Coronary computed tomography angiography (CCTA) is conducted by injecting an intravenous iodine based contrast material into the bloodstream to highlight the lumen of the coronary arteries. This allows anatomically assessment of the geometrical characteristics of obstructive atherosclerotic plaques, i.e. stenoses. This CCTA can be used to identify the severity of a stenosis and it helps to achieve decisions on clinical intervention. However, CCTA does not provide any information about hemodynamic characteristics such as flow or pressure drops across the stenosis that are better variables to base decisions on.
Over the past years, fractional flow reserve (FFR) has been used in clinical decision making when treating coronary artery disease. FFR is defined as the ratio between the pressure distal to the stenosis and the reference aortic pressure under conditions of maximal flow induced by a vasodilator. Measuring FFR requires fluoroscopic guided invasive catheterization and the insertion of a pressure wire to a location in the vessel distal to the lesion. However, the same metric can be obtained by using computational fluid dynamics (CFD) models.

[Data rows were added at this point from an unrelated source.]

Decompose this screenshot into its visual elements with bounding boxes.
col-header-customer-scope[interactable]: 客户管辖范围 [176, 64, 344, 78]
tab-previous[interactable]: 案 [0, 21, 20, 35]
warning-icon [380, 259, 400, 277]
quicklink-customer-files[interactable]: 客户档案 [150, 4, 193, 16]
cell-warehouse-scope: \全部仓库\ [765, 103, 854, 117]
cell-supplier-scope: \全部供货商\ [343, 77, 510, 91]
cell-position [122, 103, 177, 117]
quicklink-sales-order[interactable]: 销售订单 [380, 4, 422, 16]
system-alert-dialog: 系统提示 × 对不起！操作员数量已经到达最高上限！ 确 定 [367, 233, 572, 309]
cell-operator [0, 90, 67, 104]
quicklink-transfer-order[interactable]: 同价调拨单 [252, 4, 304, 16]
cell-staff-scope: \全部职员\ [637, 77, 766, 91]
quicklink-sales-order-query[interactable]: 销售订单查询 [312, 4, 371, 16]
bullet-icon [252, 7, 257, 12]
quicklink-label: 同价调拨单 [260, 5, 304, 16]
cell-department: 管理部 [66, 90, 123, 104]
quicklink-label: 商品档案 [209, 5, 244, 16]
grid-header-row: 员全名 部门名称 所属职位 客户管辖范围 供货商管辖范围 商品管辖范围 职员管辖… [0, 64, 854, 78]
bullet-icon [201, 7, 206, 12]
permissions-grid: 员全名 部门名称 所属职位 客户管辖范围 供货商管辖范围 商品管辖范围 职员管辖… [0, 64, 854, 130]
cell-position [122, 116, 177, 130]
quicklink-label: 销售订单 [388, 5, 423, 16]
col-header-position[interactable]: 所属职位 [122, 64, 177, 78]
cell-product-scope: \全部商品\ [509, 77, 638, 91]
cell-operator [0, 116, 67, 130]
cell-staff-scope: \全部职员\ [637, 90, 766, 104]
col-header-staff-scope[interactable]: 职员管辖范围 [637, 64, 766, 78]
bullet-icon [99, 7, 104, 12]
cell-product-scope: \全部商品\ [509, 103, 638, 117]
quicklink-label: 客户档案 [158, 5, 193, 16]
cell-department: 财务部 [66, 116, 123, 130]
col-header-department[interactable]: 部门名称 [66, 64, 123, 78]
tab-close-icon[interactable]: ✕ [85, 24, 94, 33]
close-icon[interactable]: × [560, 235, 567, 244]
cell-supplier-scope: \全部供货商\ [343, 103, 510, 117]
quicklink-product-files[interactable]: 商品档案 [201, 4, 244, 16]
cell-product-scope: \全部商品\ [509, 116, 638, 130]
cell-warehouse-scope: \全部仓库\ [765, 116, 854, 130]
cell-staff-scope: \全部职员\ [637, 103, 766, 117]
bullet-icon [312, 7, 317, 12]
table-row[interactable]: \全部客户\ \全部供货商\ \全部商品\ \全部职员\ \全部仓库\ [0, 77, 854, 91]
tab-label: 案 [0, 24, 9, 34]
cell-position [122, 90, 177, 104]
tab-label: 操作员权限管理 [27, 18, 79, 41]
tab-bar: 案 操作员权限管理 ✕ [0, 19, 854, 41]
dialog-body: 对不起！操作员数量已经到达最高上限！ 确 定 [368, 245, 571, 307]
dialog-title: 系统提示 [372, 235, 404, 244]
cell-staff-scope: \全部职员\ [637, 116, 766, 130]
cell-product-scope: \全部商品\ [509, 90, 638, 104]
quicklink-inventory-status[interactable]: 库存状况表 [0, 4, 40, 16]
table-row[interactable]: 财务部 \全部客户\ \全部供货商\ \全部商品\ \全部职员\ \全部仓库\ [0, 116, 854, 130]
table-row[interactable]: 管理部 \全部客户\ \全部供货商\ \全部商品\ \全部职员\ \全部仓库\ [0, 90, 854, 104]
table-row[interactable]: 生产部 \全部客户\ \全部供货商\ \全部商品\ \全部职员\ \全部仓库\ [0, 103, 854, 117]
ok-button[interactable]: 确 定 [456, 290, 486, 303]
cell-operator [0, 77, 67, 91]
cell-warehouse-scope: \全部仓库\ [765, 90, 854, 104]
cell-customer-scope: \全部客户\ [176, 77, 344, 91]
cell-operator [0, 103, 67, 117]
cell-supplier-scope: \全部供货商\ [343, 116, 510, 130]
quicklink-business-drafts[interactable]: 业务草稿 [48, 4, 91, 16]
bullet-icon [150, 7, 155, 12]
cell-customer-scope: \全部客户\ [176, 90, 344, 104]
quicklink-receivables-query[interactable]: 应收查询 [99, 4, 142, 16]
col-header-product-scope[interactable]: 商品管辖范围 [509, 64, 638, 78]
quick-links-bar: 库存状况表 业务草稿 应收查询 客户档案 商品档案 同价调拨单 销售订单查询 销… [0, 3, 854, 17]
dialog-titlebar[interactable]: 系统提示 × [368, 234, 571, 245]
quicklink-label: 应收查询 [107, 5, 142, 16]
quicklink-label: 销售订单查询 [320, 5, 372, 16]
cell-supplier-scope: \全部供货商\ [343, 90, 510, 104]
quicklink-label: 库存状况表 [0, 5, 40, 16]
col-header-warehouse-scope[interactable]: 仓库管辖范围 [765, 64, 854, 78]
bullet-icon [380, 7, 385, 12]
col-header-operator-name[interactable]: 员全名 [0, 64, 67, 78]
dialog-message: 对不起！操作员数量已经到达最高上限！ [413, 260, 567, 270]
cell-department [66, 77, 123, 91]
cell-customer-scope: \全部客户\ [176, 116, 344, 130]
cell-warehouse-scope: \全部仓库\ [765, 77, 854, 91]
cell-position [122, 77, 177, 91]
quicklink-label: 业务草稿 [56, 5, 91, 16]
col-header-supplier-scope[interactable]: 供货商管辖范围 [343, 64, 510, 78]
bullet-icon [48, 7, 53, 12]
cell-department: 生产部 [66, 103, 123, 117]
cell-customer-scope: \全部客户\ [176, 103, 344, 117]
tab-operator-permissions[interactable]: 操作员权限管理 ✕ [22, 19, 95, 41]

These non-invasive CFD models are created by segmenting a computational mesh of the coronary circulation from the CCTA together with boundary conditions based on scaling laws utilizing patient specific geometry. Although these CFD models have proven to provide a good diagnostic value an improvement could be achieved by inferring the hemodynamic and geometrical information embedded in the contrast intensity found in the CCTA image.

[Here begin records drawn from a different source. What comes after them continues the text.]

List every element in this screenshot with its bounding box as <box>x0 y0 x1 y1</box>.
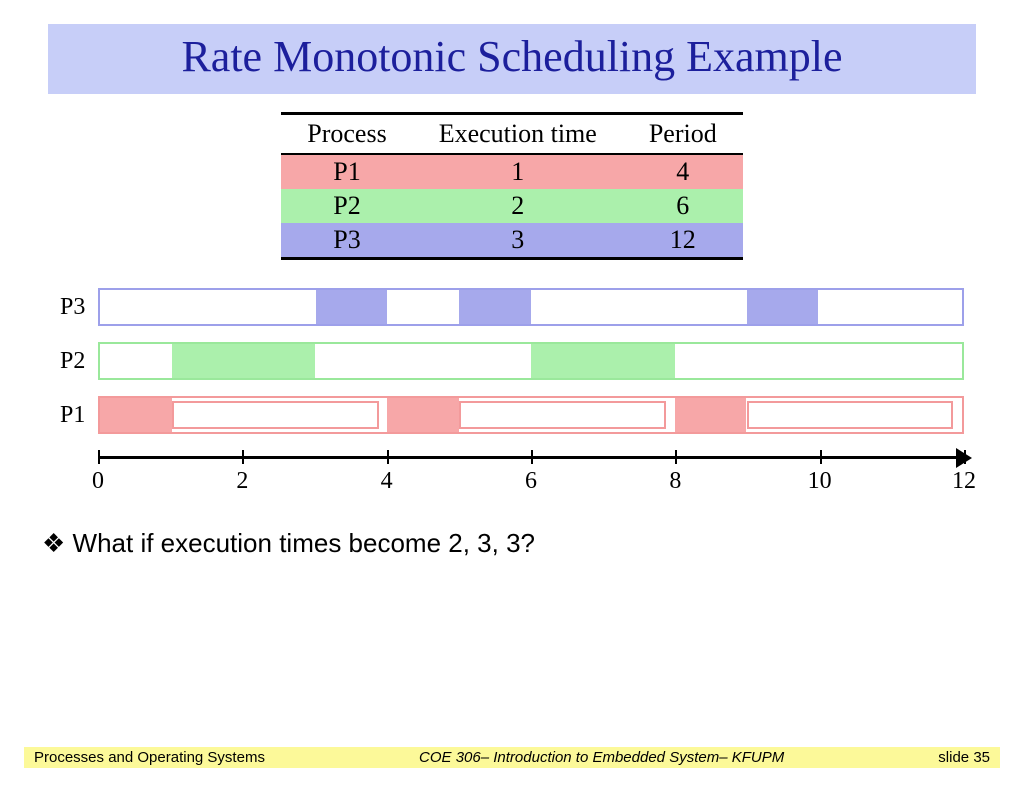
axis-tick <box>531 450 533 464</box>
footer-right: slide 35 <box>938 749 990 766</box>
track-p3: P3 <box>60 288 964 326</box>
run-segment <box>675 398 747 432</box>
schedule-chart: P3 P2 P1 024681012 <box>60 288 964 500</box>
footer-left: Processes and Operating Systems <box>34 749 265 766</box>
run-segment <box>459 290 531 324</box>
axis-tick-label: 6 <box>525 468 537 495</box>
run-segment <box>100 398 172 432</box>
run-segment <box>747 290 819 324</box>
col-period: Period <box>623 114 743 155</box>
axis-tick-label: 12 <box>952 468 976 495</box>
col-exec: Execution time <box>413 114 623 155</box>
page-title: Rate Monotonic Scheduling Example <box>48 24 976 94</box>
axis-tick <box>387 450 389 464</box>
run-segment <box>531 344 675 378</box>
run-segment <box>387 398 459 432</box>
table-row: P2 2 6 <box>281 189 742 223</box>
track-label: P1 <box>60 402 98 429</box>
axis-tick <box>98 450 100 464</box>
axis-tick-label: 2 <box>236 468 248 495</box>
run-segment <box>172 344 316 378</box>
time-axis: 024681012 <box>98 450 964 500</box>
axis-tick <box>964 450 966 464</box>
col-process: Process <box>281 114 412 155</box>
axis-tick <box>242 450 244 464</box>
period-frame <box>459 401 666 429</box>
axis-tick-label: 0 <box>92 468 104 495</box>
period-frame <box>172 401 379 429</box>
run-segment <box>316 290 388 324</box>
footer-center: COE 306– Introduction to Embedded System… <box>419 749 784 766</box>
process-table: Process Execution time Period P1 1 4 P2 … <box>281 112 742 260</box>
period-frame <box>747 401 954 429</box>
axis-tick <box>675 450 677 464</box>
track-p1: P1 <box>60 396 964 434</box>
axis-tick-label: 8 <box>669 468 681 495</box>
diamond-bullet-icon: ❖ <box>42 528 65 558</box>
axis-tick-label: 4 <box>381 468 393 495</box>
track-label: P3 <box>60 294 98 321</box>
track-p2: P2 <box>60 342 964 380</box>
table-row: P1 1 4 <box>281 154 742 189</box>
track-label: P2 <box>60 348 98 375</box>
question-text: ❖ What if execution times become 2, 3, 3… <box>42 528 1024 559</box>
table-row: P3 3 12 <box>281 223 742 259</box>
slide-footer: Processes and Operating Systems COE 306–… <box>24 747 1000 768</box>
axis-tick <box>820 450 822 464</box>
axis-tick-label: 10 <box>808 468 832 495</box>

In this thesis a new method for improving these CFD models is proposed called Advection Diffusion Flow Estimation (ADFE) which estimates coronary blood flow from a CCTA image. Additionally a state-of-the-art computational solver is derived and used for validating ADFE. Using this software phantom validation approach, we showed that ADFE is an accurate method to estimate CBF from CCTA images and will hopefully improve FFR derived from CFD models.